Hükümetin bu gaspçı ve işgalci politikalarını ve Kürt karşıtlığını perdelemek için Kürtleri kriminalize etmeye çalışması artık nafile bir çabadır. Özellikle belediyelerimize kayyım atanması ve Rojava topraklarına saldırısı AKP’nin maskesini bir kez düşürmüştür. Tüm dünya kamuoyu da AKP’yi “Kürt düşmanı” olarak iyice tanımış ve her gün dünya basına bu manşetlerle çıkmaya başlamıştır.

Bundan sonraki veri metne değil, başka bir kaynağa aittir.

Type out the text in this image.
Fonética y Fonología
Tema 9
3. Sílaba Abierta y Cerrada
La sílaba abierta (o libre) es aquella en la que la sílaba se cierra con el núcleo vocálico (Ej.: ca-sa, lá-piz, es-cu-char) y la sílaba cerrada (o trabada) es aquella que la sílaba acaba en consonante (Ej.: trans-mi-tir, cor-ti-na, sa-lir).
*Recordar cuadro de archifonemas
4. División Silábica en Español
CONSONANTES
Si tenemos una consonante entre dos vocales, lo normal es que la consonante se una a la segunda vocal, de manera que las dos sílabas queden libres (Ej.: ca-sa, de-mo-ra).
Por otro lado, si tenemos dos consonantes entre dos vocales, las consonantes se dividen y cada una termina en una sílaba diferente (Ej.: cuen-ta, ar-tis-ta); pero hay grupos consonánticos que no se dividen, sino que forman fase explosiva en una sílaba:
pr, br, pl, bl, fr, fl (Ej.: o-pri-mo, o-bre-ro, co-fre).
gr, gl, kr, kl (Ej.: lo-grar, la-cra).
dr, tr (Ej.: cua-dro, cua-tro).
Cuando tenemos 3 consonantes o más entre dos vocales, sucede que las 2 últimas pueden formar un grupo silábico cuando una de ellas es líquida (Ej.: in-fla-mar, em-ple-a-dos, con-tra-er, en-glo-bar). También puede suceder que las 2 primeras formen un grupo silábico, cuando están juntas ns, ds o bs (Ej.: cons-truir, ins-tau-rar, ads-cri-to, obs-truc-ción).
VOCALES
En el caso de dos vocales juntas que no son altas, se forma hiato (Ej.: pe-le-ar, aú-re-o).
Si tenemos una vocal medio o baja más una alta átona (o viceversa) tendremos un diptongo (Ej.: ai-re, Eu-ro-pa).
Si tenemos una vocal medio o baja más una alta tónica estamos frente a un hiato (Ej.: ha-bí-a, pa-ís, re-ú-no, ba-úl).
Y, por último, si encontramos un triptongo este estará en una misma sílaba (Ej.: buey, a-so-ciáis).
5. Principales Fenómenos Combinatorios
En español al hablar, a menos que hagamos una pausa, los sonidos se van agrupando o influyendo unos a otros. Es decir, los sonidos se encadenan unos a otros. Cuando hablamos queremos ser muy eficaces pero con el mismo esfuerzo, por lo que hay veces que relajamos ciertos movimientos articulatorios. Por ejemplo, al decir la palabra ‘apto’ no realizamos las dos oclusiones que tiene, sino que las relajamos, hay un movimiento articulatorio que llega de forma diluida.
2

Bizler bu politikaları kabul etmiyoruz. Buradan bir kez daha gözaltına alınan tüm belediye eşbaşkanlarımızın bir an önce serbest bırakılmasını istiyoruz. Eşbaşkanlarımızı gözaltına alıp tutuklayarak, belediyelerimize kayyım atayarak Kürtlerin mücadelesinden vazgeçmeyeceğini tarih herkese öğretmiştir. Binlerce kez denenen bu yöntemler Kürtlerin mücadelesini kırmak bir yana, bu mücadeleyi yükseltme gerekçesi olmaktadır.

Bu Saldırılar Aynı Zamanda Kadınların Mücadelesinedir

HDP’ye, Kürt halkına yönelik saldırılar aynı zamanda kadın mücadelesine dönük saldırılardır. Çünkü kadınların yüzlerce yıldır verdikleri var olma, eşitlik ve özgürlük mücadelesi bugün Kürt kadınları şahsında dünyada ilgi görüyor, kadın mücadelesine, ezilen halkların mücadelesine ilham veriyor.

Eşbaşkanlık sistemine dönük saldırıların, eşbaşkanlarımızın rehin alınması ve eşbaşkanlık gerekçe gösterilerek belediyelerimize kayyım atanması hazmedemedikleri kadın mücadelesine, kadın kazanımlarına dönük en somut göstergedir.

Bugün cezaevlerinde yüzlerce kadın siyasetçi rehin alınmış durumdadır. Eş genel başkanlarımız, kadın vekillerimiz, belediye eşbaşkanlarımız, meclis üyelerimiz kısacası siyasetin her kademesindeki kadınlar, görevleri olan şeyi, yani siyaset yaptıkları için rehin alındılar.

Bugün Sebahat Tuncel ve Gültan Kışanak’ın Malatya’da mahkemeleri var, duruşmaları olacak.  Diğer tüm yargılamalar gibi bunun da hukuki bir yargılama değil, siyasi, bir cezalandırma olduğu açıktır. Siyasetçi kadınlara dönük bu saldılar AKP’nin Kürt karşıtı siyasetinin yanı sıra kadın karşıtı siyasetinin devamıdır.

Fakat nasıl ki Kürtlerin, eşit ve demokratik bir yaşamı savunan halkların mücadelesi bu politikalar karşısında dimdik duruyorsa, biz kadınların mücadelesi de, kadın düşmanı bir iktidarın müdahalesiyle son bulmayacak, aksine mücadelemizi yükselterek, umut olmaya devam edeceğiz.